Pour Le Merite by Bamse was good. It felt like a true classic retro shoot ’em up with some potential. Stormbird by Eleanor Burns was absolutely breathtaking. A great homage to the 1942/1943 inspired games. Alf Yngve’s Forgotten Forest was brill, and as an extra prize. I submitted it to Shoot Em Up Destruction Set 2 as a bonus game. There were quite a lot of outstanding entries submitted to past time competitions. Sheer Earth Attack by Gaetano Chiummo had really nice graphics and music, etc. Out of all of the games from the compo. My number 1 choice has to be Gigablast by Alf Yngve. What a stunner of a game that was.
Tell me about the other game concepts you have planned for the future?
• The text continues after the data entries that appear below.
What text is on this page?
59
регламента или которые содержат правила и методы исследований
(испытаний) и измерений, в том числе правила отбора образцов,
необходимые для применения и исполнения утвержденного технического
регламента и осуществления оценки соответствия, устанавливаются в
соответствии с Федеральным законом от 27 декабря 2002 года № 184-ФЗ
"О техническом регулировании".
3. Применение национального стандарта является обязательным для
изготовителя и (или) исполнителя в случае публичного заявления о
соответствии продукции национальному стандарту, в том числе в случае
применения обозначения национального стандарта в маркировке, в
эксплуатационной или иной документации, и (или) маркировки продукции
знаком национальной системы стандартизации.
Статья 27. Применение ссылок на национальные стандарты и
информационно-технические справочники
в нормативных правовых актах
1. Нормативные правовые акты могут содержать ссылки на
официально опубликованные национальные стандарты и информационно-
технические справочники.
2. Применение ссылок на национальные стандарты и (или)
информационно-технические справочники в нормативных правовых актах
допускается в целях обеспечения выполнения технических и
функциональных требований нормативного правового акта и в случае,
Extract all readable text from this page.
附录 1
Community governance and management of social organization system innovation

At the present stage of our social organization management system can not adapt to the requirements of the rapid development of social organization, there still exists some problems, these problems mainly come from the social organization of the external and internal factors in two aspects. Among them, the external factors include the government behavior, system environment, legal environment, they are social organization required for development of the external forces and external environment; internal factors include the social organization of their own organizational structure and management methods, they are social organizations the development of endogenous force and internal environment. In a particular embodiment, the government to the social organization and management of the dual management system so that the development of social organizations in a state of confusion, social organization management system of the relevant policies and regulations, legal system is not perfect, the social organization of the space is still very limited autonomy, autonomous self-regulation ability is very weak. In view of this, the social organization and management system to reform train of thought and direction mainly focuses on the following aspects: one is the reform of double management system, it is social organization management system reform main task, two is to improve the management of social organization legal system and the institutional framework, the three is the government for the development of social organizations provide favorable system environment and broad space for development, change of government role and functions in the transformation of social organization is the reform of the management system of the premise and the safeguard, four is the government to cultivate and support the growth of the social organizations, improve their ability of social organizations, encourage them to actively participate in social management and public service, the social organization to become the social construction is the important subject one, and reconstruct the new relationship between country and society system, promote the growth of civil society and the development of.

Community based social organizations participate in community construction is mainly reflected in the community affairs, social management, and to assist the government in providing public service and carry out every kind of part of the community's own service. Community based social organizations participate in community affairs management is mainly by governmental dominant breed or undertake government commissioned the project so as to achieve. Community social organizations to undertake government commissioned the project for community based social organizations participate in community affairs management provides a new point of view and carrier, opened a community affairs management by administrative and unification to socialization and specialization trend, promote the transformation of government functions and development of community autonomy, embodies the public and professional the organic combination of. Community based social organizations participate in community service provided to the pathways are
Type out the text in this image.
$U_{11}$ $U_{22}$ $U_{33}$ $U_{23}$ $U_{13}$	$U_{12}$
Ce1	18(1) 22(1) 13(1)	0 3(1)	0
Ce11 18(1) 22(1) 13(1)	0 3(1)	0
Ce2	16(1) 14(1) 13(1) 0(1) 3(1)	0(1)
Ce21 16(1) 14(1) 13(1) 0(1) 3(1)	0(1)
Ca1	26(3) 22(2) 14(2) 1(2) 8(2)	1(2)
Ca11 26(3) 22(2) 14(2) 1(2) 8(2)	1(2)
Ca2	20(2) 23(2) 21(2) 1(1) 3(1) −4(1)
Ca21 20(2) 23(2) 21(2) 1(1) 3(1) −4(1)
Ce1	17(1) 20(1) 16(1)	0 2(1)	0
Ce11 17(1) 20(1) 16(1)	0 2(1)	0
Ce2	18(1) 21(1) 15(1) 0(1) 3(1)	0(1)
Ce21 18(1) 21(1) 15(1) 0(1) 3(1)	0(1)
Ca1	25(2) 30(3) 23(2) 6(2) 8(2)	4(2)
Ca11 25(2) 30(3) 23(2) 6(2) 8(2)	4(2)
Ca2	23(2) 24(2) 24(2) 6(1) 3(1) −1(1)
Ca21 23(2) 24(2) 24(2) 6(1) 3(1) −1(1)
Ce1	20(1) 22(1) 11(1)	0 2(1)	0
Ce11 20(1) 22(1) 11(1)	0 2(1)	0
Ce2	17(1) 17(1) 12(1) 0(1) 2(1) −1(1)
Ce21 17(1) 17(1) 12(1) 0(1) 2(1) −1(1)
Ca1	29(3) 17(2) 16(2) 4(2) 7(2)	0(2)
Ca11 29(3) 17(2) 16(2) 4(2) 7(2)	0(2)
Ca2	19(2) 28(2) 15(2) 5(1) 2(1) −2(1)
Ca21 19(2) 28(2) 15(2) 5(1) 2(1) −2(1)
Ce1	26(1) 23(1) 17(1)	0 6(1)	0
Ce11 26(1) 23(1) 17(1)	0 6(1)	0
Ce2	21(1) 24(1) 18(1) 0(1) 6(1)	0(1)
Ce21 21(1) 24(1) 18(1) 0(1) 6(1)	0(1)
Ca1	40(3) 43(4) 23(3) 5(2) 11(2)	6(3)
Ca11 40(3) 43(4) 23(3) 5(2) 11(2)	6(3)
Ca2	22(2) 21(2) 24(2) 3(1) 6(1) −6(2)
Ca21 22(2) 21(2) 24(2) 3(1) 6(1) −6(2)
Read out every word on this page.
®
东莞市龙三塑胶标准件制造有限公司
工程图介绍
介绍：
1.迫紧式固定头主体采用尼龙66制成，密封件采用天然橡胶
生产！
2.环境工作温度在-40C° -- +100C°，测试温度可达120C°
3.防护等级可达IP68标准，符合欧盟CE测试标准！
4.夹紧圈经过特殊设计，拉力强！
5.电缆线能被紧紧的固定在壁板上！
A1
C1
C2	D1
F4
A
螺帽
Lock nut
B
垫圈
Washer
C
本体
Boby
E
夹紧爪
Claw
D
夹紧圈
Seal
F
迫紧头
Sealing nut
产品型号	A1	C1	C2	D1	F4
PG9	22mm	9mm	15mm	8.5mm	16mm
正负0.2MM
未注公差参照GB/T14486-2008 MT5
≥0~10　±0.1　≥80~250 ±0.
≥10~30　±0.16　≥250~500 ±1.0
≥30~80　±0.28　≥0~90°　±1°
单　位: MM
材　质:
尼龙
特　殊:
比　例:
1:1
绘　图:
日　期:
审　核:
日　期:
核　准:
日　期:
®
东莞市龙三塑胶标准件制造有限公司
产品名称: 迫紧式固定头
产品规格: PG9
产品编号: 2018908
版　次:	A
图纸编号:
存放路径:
I am working on the final version of my single screen platform game, Vortex Crystals, which now feature alien teleporting – giving the player the chance to escape before it gets killed. Other features are to include a better front end, hi score table. YogiBear/Protovision might be doing music for the game as well. Also the new version of the game features in game sound effects. Sen2itive is another game I’m itching to do, after seeing the awesome Sensitive puzzle game, back in the 1990’s. A game in which controlled a blue ball which has to destroy all the yellow radioactive tiles, and reach the exit. There’s also a SEUCK Redux game, which Alf Yngve and I are working on, called Precinct 20 – Dead Strange. A horror game with big surprises. I also hope to do a vertical scrolling shoot ’em up, but not SEUCK this time
Excellent, we certainly can’t get enough of your original game concepts, and can’t wait for the next one! Thanks for taking the time to talk to us!